The poetry of Anne Vegter
With her turbulent style and extraordinary themes, Anne Vegter is one of the most prominent poets in present-day Dutch literature.
Her inimitable language and the peculiar conceptual acrobatics were the striking features of her first two collections It Sprang (1991) and Shares and Obligations (2002).
She once remarked in an interview: ‘I often find normal means of expression hopelessly exaggerated.’ In her case, her lyrical ego may leap from a stairway while observing, en passant, that a calendar is hanging askew. Elsewhere, someone is listening to Bach with a frown on the back of his head.

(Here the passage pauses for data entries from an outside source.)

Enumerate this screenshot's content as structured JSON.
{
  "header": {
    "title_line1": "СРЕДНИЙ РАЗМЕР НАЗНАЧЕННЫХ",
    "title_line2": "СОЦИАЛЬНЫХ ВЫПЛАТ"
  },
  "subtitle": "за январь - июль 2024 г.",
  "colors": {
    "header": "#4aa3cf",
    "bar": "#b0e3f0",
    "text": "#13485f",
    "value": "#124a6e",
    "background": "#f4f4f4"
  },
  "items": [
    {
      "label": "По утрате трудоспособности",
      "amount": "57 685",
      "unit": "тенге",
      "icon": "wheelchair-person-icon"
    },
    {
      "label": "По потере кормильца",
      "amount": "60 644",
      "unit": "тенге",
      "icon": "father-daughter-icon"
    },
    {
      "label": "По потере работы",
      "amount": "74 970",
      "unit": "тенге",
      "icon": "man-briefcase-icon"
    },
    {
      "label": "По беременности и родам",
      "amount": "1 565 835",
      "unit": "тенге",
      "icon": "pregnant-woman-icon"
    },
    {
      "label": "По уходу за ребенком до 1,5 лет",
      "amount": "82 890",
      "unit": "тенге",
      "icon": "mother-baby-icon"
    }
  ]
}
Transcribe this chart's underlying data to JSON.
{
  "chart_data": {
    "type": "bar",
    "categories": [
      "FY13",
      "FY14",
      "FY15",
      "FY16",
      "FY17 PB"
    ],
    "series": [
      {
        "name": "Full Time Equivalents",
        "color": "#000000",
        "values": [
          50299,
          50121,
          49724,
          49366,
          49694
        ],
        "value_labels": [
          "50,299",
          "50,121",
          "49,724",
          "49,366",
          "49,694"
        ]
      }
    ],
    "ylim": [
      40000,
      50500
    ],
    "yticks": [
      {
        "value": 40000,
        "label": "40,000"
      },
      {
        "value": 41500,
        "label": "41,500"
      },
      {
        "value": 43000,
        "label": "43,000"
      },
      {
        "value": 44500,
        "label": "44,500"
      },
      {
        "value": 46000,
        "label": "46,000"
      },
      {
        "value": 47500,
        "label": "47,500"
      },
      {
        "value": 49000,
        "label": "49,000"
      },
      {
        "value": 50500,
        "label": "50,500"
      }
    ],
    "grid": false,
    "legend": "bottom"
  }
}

In her third collection, Spamfighter (2008), her work became more serious and sedate, despite the ongoing turbulence in the language and the abundance of fantasy. Her unique mixture of a keyed-up overtone and a melancholy and fragile undertone is perfectly expressed in a line such as: ‘A ray of sunshine festively penetrates the windows of the clinic.’ Particularly her collection Island Mountain Glacier (2011) contains tributes and litanies to life and love. The capricious and rich joie de vivre that transcends the shadow side of domestic situations is assigned a darker hue, like a face that is enhanced by creases: ‘Your age scrubs your family coat’. Her apparent spontaneity in ‘showing and tripping’ – as her poems might sometimes be characterized – leans heavily on stringent selection: only the appropriate moment and the right words are allowed to participate in the performance.
Public appreciation of her work is increasing over the years, which has provisionally culminated in her appointment as Poet Laureate for the Netherlands, the most public function that a poet in the Netherlands can fulfil.